Last week we closed out a tumultuous decade for the stock markets.  The last ten years saw two major crashes separated by a terrific bull market and ended with a 50% gain in the last two years.  The dramatic ups and downs caused successive waves of despair and exuberance.  Some commentators, looking at the volatility, have declared that the age of “buy and hold” style investing has ended.  We beg to differ.

In spite of the dramatic doings in the market an investor who bought the S&P/TSX composite index on Dec. 31, 2000 would have had an average gain of 7.08% per year for each of the past ten years.  That is about twice as much as the average yield of bonds during the period, not even taking into account the lower tax rates for dividends and capital gains.   Ten years is a pretty long time, but an investor who stuck with the market for only half as long also did pretty well.  Here are the S&P/TSX composite index average yearly returns over five years for every five year period in the decade:

Starting in 2000 and ending in 2005      6.84% per year.

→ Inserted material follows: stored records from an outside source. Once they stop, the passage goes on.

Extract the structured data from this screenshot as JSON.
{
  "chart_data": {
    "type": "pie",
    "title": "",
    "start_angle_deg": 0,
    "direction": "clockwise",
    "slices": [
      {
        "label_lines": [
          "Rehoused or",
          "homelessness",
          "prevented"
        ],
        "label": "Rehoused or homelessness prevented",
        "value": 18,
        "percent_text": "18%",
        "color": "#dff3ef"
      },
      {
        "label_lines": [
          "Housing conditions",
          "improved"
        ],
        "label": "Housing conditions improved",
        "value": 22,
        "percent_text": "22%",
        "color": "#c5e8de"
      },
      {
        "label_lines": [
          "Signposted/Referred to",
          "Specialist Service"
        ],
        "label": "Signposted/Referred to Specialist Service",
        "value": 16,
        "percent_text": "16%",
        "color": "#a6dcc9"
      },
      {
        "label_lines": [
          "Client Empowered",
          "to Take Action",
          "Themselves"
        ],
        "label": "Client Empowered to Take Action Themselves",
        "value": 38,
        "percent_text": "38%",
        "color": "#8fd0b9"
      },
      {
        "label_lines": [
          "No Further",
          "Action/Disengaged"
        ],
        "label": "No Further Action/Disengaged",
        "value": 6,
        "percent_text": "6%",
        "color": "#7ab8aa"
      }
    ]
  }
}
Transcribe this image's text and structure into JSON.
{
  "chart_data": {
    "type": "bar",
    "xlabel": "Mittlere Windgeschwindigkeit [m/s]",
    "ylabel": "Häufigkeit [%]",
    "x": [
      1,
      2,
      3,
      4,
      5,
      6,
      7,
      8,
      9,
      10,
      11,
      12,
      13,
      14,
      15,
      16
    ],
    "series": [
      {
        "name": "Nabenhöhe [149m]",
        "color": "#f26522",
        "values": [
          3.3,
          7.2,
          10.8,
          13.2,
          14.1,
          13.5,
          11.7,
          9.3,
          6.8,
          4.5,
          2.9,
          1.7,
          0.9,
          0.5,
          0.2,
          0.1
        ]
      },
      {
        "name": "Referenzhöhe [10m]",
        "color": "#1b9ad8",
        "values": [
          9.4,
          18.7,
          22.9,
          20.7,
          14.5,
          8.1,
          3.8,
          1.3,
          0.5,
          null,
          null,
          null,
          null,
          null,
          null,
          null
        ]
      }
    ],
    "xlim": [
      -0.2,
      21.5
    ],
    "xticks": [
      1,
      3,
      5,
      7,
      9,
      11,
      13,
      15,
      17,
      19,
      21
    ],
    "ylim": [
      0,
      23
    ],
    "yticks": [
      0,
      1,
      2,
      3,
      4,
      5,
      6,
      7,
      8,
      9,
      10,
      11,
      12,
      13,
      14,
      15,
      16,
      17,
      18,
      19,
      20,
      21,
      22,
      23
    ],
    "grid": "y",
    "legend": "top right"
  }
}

Starting in 2001 and ending in 2006    15.32% per year.

Starting in 2002 and ending in 2007    23.70% per year.

Starting in 2003 and ending in 2008      2.38% per year.

Starting in 2004 and ending in 2009      7.66% per year.

Starting in 2005 and ending in 2010      6.32% per year.

Note that even an investor who bailed out of the market at the worst possible time, at the end of 2008 following the worst stock market crash since the great depression, would still have made an average of 2.38% over each year of the five year period, a return comparable to that on bonds.

It is certainly true that an investor blessed with perfect foreknowledge of the direction that the markets would take would have done better to invest in 2002 following the bursting of the tech bubble and hold until 2007, cashing out with a stellar gain of over 23% per year on average.  The same prescient investor would then have stayed out of the market until March 2009, and re-invested at the bottom that month, making an even more impressive 80% gain over the next twenty-one months.   But in the real world, no one does that.  In fact, quite the opposite happens.

What has been evident over this decade is that far too often the great majority of investors buy high and sell low.  Following the 2008 crash the amount of cash in savings accounts, money market funds and low risk bonds grew to record highs and stayed at record highs even as the stock markets rebounded.  Only in the past few months, after the TSX recovered by 6,000 points or 80% and after the S&P 500 rebounded by 600 points or 90%, have we seen significant movements of funds from safe haven investments back into equities.  There is no way that investors who sold at the bottom and are buying now can match the returns of those who simply stayed in the market.

Successful market timing requires two great decisions:  selling at or near the top, and buying at or near the bottom.  It is very hard to get even one of these calls right.  Getting both of them right has, over the history of the stock markets, proven to be all but impossible.

As we go into 2011, we are confronted by a world economy with a number of problems and challenges.  That is the norm.  Our job of finding, buying and holding high quality securities has not changed and neither has our investment style.  The past decade has proven, just as have the decades before it, that buy and hold works, and that market timing is an impossible task.